Core Concepts
DLAP, a Deep Learning Augmented Large Language Model Prompting framework, combines the strengths of deep learning models and large language models to achieve exceptional performance in software vulnerability detection.
Abstract
The paper proposes DLAP, a Deep Learning Augmented Large Language Model Prompting framework, to address the limitations of existing approaches for software vulnerability detection.
Key highlights:
- DLAP leverages the advantages of both deep learning (DL) models and large language models (LLMs) to achieve superior vulnerability detection performance.
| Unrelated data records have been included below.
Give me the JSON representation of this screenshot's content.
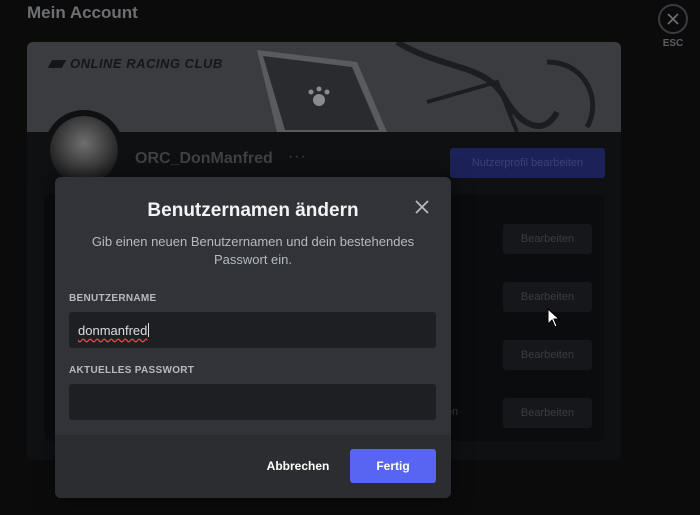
{
  "page": {
    "title": "Mein Account",
    "esc_label": "ESC"
  },
  "profile": {
    "banner_logo": "ONLINE RACING CLUB",
    "display_name": "ORC_DonManfred",
    "more_icon": "ellipsis-icon",
    "edit_profile_label": "Nutzerprofil bearbeiten",
    "edit_buttons": [
      "Bearbeiten",
      "Bearbeiten",
      "Bearbeiten",
      "Bearbeiten"
    ],
    "row_partial_text": "ernen"
  },
  "modal": {
    "title": "Benutzernamen ändern",
    "subtitle": "Gib einen neuen Benutzernamen und dein bestehendes Passwort ein.",
    "username_label": "BENUTZERNAME",
    "username_value": "donmanfred",
    "password_label": "AKTUELLES PASSWORT",
    "password_value": "",
    "cancel_label": "Abbrechen",
    "done_label": "Fertig",
    "close_icon": "close-icon"
  },
  "colors": {
    "accent": "#5865f2",
    "modal_bg": "#313338",
    "input_bg": "#1e1f22",
    "footer_bg": "#2b2d31"
  }
}
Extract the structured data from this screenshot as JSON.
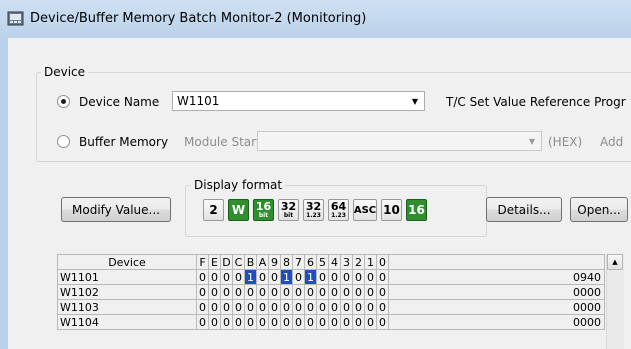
{
  "window": {
    "title": "Device/Buffer Memory Batch Monitor-2 (Monitoring)"
  },
  "device_group": {
    "legend": "Device",
    "device_name_label": "Device Name",
    "device_name_value": "W1101",
    "tc_label": "T/C Set Value Reference Progr",
    "buffer_memory_label": "Buffer Memory",
    "module_start_label": "Module Start",
    "hex_label": "(HEX)",
    "address_label": "Add"
  },
  "toolbar": {
    "modify_value_label": "Modify Value...",
    "display_format_legend": "Display format",
    "formats": [
      {
        "name": "2",
        "style": "plain"
      },
      {
        "name": "W",
        "style": "green"
      },
      {
        "name": "16bit",
        "top": "16",
        "bottom": "bit",
        "style": "green-stack"
      },
      {
        "name": "32bit",
        "top": "32",
        "bottom": "bit",
        "style": "stack"
      },
      {
        "name": "32real",
        "top": "32",
        "bottom": "1.23",
        "style": "stack"
      },
      {
        "name": "64real",
        "top": "64",
        "bottom": "1.23",
        "style": "stack"
      },
      {
        "name": "ASC",
        "style": "plain"
      },
      {
        "name": "10",
        "style": "plain"
      },
      {
        "name": "16",
        "style": "green"
      }
    ],
    "details_label": "Details...",
    "open_label": "Open..."
  },
  "table": {
    "columns": [
      "Device",
      "F",
      "E",
      "D",
      "C",
      "B",
      "A",
      "9",
      "8",
      "7",
      "6",
      "5",
      "4",
      "3",
      "2",
      "1",
      "0",
      ""
    ],
    "rows": [
      {
        "device": "W1101",
        "bits": [
          "0",
          "0",
          "0",
          "0",
          "1",
          "0",
          "0",
          "1",
          "0",
          "1",
          "0",
          "0",
          "0",
          "0",
          "0",
          "0"
        ],
        "value": "0940"
      },
      {
        "device": "W1102",
        "bits": [
          "0",
          "0",
          "0",
          "0",
          "0",
          "0",
          "0",
          "0",
          "0",
          "0",
          "0",
          "0",
          "0",
          "0",
          "0",
          "0"
        ],
        "value": "0000"
      },
      {
        "device": "W1103",
        "bits": [
          "0",
          "0",
          "0",
          "0",
          "0",
          "0",
          "0",
          "0",
          "0",
          "0",
          "0",
          "0",
          "0",
          "0",
          "0",
          "0"
        ],
        "value": "0000"
      },
      {
        "device": "W1104",
        "bits": [
          "0",
          "0",
          "0",
          "0",
          "0",
          "0",
          "0",
          "0",
          "0",
          "0",
          "0",
          "0",
          "0",
          "0",
          "0",
          "0"
        ],
        "value": "0000"
      }
    ]
  },
  "colors": {
    "bit_on": "#1d4fc4",
    "accent_green": "#2f8f2f"
  }
}
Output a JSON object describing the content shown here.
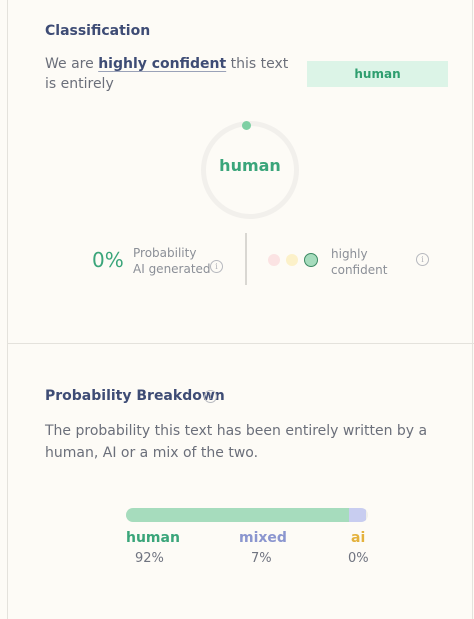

- DLAP uses two prompt techniques:
- In-Context Learning (ICL) prompts that incorporate detection probabilities from a pre-trained DL model to stimulate implicit fine-tuning of LLMs.
- Chain-of-Thought (COT) prompts that combine results from static analysis tools and DL models to generate customized prompts for LLMs.
- Experiments on four large-scale software projects show that DLAP outperforms state-of-the-art prompting frameworks and fine-tuning techniques in terms of detection accuracy, cost-effectiveness, and explainability.
- The paper conducts a rigorous analysis to determine the most suitable DL model to integrate with DLAP, finding that the Linevul model achieves the best performance.
Overall, DLAP demonstrates the effectiveness of combining DL and LLMs through prompt engineering to address the challenges of software vulnerability detection.
Stats
"Software vulnerability detection is paramount for safeguarding system security and individual privacy."
"Many automated static analysis tools (ASATs) have been applied for vulnerability detection."
"DL models that perform well on experimental datasets may suffer from severe performance degradation in real-world projects."
"LLMs have not achieved satisfactory results in vulnerability detection."
Quotes
"DLAP, a Deep Learning Augmented Large Language Model Prompting framework, combines the advantages of DL models and LLMs while overcoming their respective shortcomings."
"Experiments on four large-scale software projects show that DLAP outperforms state-of-the-art prompting frameworks and fine-tuning techniques in terms of detection accuracy, cost-effectiveness, and explainability."
"The paper conducts a rigorous analysis to determine the most suitable DL model to integrate with DLAP, finding that the Linevul model achieves the best performance."